Die kasachische Regierung bewertet den Schaden, der durch den Angriff von Marinedrohnen auf das System des Caspian Pipeline Consortium (CPC) in Noworossijsk am 29. November verursacht wurde.

Laut AzVision informierte der stellvertretende Energieminister Jerlan Akbarow Journalisten über die Folgen des Angriffs.

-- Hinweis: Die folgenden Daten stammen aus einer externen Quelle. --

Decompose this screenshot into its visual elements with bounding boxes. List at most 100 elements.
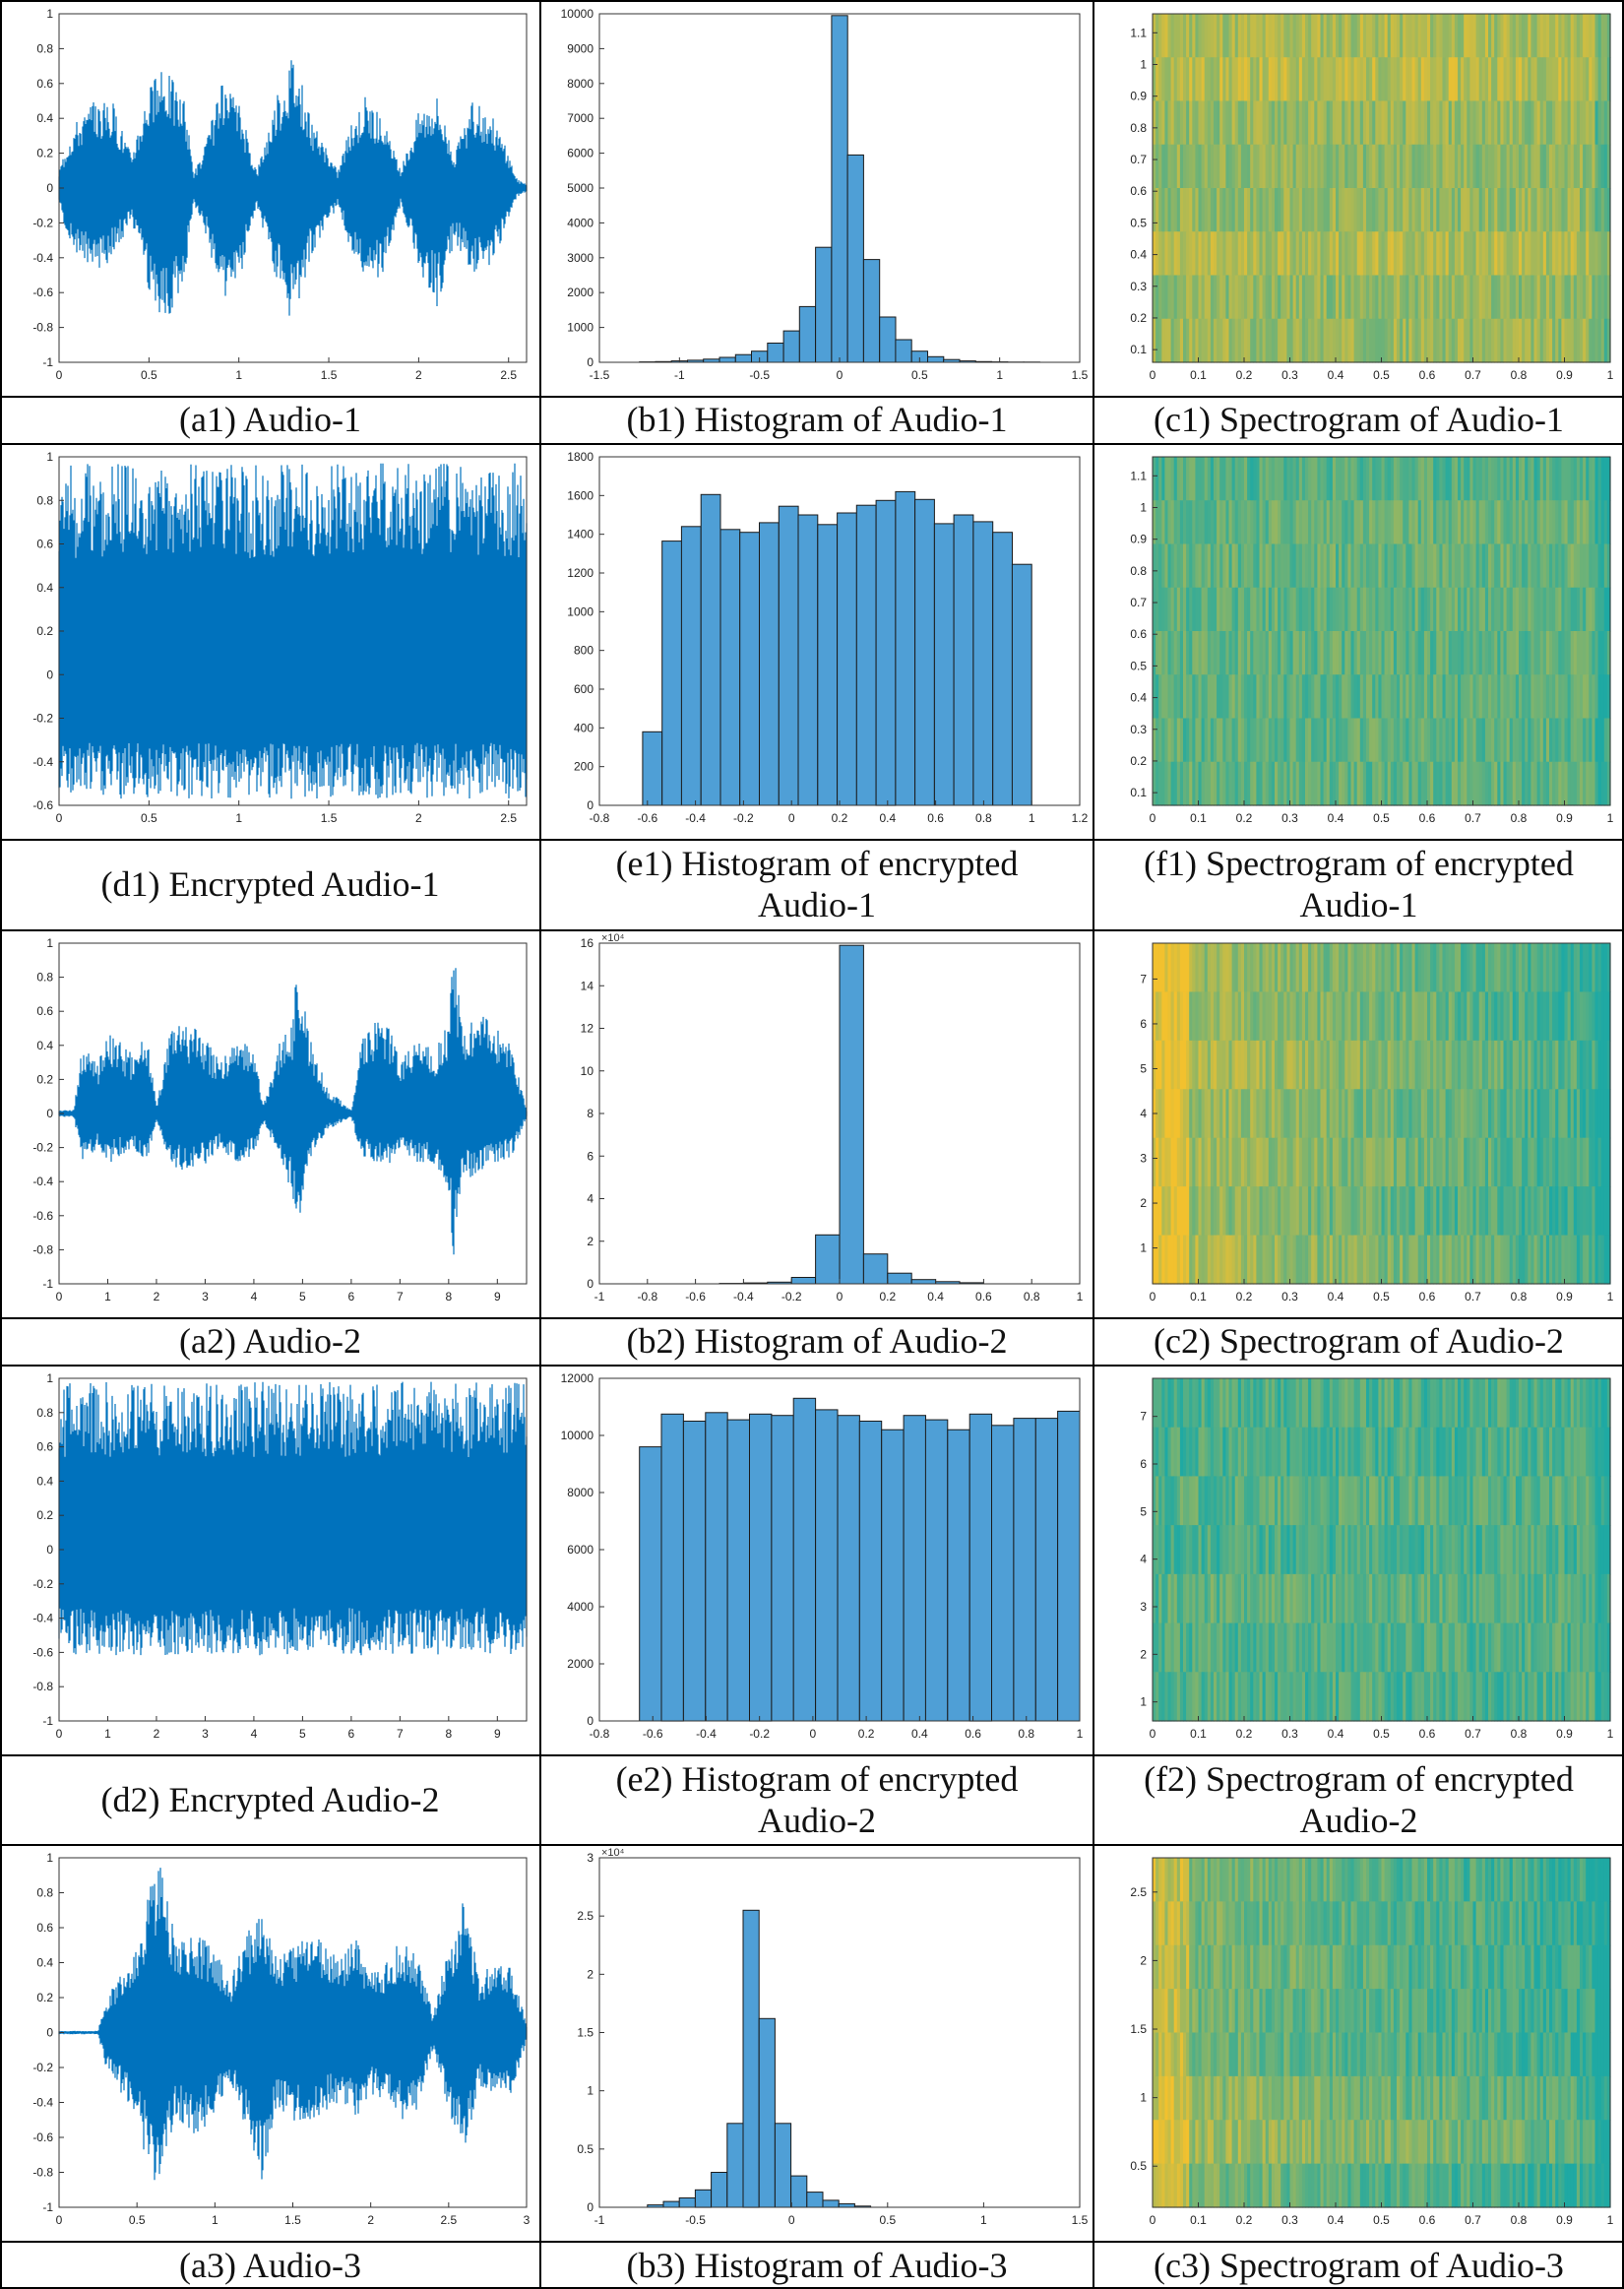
spectrogram-cell [1210, 761, 1215, 806]
spectrogram-cell [1417, 1573, 1422, 1624]
spectrogram-cell [1158, 457, 1162, 501]
spectrogram-cell [1558, 674, 1562, 720]
x-tick-label: 0 [56, 811, 63, 825]
spectrogram-cell [1222, 761, 1226, 806]
spectrogram-cell [1256, 1622, 1261, 1673]
spectrogram-cell [1344, 1427, 1348, 1478]
spectrogram-cell [1542, 1427, 1547, 1478]
spectrogram-cell [1237, 1476, 1242, 1526]
spectrogram-cell [1387, 943, 1392, 993]
spectrogram-cell [1289, 991, 1294, 1042]
spectrogram-cell [1469, 457, 1474, 501]
spectrogram-cell [1478, 1235, 1483, 1285]
spectrogram-cell [1219, 674, 1223, 720]
y-tick-label: 14 [581, 979, 594, 992]
spectrogram-cell [1158, 991, 1162, 1042]
spectrogram-cell [1390, 718, 1395, 763]
spectrogram-cell [1259, 1137, 1264, 1187]
spectrogram-cell [1332, 674, 1337, 720]
spectrogram-cell [1275, 1378, 1279, 1429]
spectrogram-cell [1586, 1525, 1590, 1575]
spectrogram-cell [1555, 1427, 1559, 1478]
spectrogram-cell [1342, 500, 1345, 545]
spectrogram-cell [1454, 991, 1459, 1042]
spectrogram-cell [1308, 761, 1312, 806]
spectrogram-cell [1326, 991, 1331, 1042]
spectrogram-cell [1253, 631, 1257, 675]
spectrogram-cell [1545, 1525, 1550, 1575]
spectrogram-cell [1411, 500, 1416, 545]
spectrogram-cell [1268, 1622, 1273, 1673]
spectrogram-cell [1228, 1672, 1233, 1722]
spectrogram-cell [1286, 188, 1291, 232]
x-tick-label: -0.5 [749, 368, 770, 382]
spectrogram-cell [1458, 57, 1462, 102]
spectrogram-cell [1481, 457, 1486, 501]
spectrogram-cell [1189, 318, 1193, 363]
spectrogram-cell [1289, 943, 1294, 993]
spectrogram-cell [1445, 631, 1450, 675]
spectrogram-cell [1378, 1476, 1383, 1526]
spectrogram-cell [1356, 500, 1361, 545]
spectrogram-cell [1461, 14, 1465, 58]
spectrogram-cell [1400, 1622, 1404, 1673]
spectrogram-cell [1222, 1235, 1226, 1285]
spectrogram-cell [1458, 1622, 1462, 1673]
spectrogram-cell [1536, 943, 1541, 993]
spectrogram-cell [1600, 318, 1605, 363]
spectrogram-cell [1442, 144, 1447, 189]
spectrogram-cell [1467, 587, 1470, 632]
spectrogram-cell [1539, 1235, 1544, 1285]
spectrogram-cell [1167, 943, 1172, 993]
spectrogram-cell [1603, 1573, 1608, 1624]
spectrogram-cell [1497, 1427, 1501, 1478]
x-tick-label: 1 [996, 368, 1003, 382]
spectrogram-cell [1417, 100, 1422, 146]
spectrogram-cell [1519, 100, 1523, 146]
y-tick-label: 0.8 [36, 971, 53, 985]
spectrogram-cell [1350, 1186, 1355, 1237]
spectrogram-cell [1301, 587, 1306, 632]
spectrogram-cell [1278, 674, 1281, 720]
spectrogram-cell [1280, 1378, 1284, 1429]
spectrogram-cell [1176, 631, 1181, 675]
spectrogram-cell [1519, 188, 1523, 232]
spectrogram-cell [1430, 457, 1434, 501]
spectrogram-cell [1167, 500, 1172, 545]
spectrogram-cell [1475, 100, 1480, 146]
spectrogram-cell [1393, 14, 1398, 58]
spectrogram-cell [1430, 1525, 1434, 1575]
spectrogram-cell [1347, 1427, 1352, 1478]
spectrogram-cell [1549, 188, 1553, 232]
spectrogram-cell [1271, 144, 1276, 189]
caption-c2: (c2) Spectrogram of Audio-2 [1095, 1318, 1622, 1364]
spectrogram-cell [1222, 57, 1226, 102]
spectrogram-cell [1332, 188, 1337, 232]
spectrogram-cell [1405, 100, 1409, 146]
spectrogram-cell [1603, 457, 1608, 501]
spectrogram-cell [1280, 1672, 1284, 1722]
spectrogram-cell [1384, 1040, 1389, 1090]
spectrogram-cell [1222, 100, 1226, 146]
grid-line [0, 1317, 1624, 1319]
spectrogram-cell [1451, 1378, 1456, 1429]
spectrogram-cell [1503, 587, 1508, 632]
spectrogram-cell [1359, 144, 1364, 189]
spectrogram-cell [1231, 674, 1236, 720]
histogram-bar [837, 1415, 860, 1722]
spectrogram-cell [1481, 100, 1486, 146]
spectrogram-cell [1183, 991, 1187, 1042]
spectrogram-cell [1201, 1525, 1206, 1575]
spectrogram-cell [1179, 144, 1184, 189]
spectrogram-cell [1433, 57, 1437, 102]
spectrogram-cell [1201, 1573, 1206, 1624]
spectrogram-cell [1240, 718, 1245, 763]
spectrogram-cell [1186, 318, 1190, 363]
spectrogram-cell [1472, 718, 1477, 763]
spectrogram-cell [1405, 500, 1409, 545]
spectrogram-cell [1481, 1378, 1486, 1429]
spectrogram-cell [1536, 1476, 1541, 1526]
spectrogram-cell [1400, 674, 1404, 720]
spectrogram-cell [1408, 231, 1413, 277]
spectrogram-cell [1417, 1622, 1422, 1673]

Seinen Angaben zufolge steht die Situation unter besonderer Beobachtung der Regierung, der Transit kasachischen Öls durch die Zentrale Öl- und Gaspipeline (CPC) ist jedoch nicht unterbrochen:

„Eine Anlegestelle ist voll funktionsfähig, und die zweite Brücke ist an das System angeschlossen. Derzeit gibt es keine Transportbeschränkungen.“

Der stellvertretende Minister fügte hinzu, dass Experten derzeit den Schaden an der Anlegestelle begutachten.

Bezüglich möglicher Kontakte mit der ukrainischen Seite erklärte Akbarow, dass dies in die Zuständigkeit des Außenministeriums falle und bereits daran gearbeitet werde.

Zur Erinnerung: Der Angriff ereignete sich am 29. November um 6:06 Uhr Ortszeit Astana. Unbemannte Boote beschädigten die Anlegestelle am Seeterminal der CPC in Noworossijsk.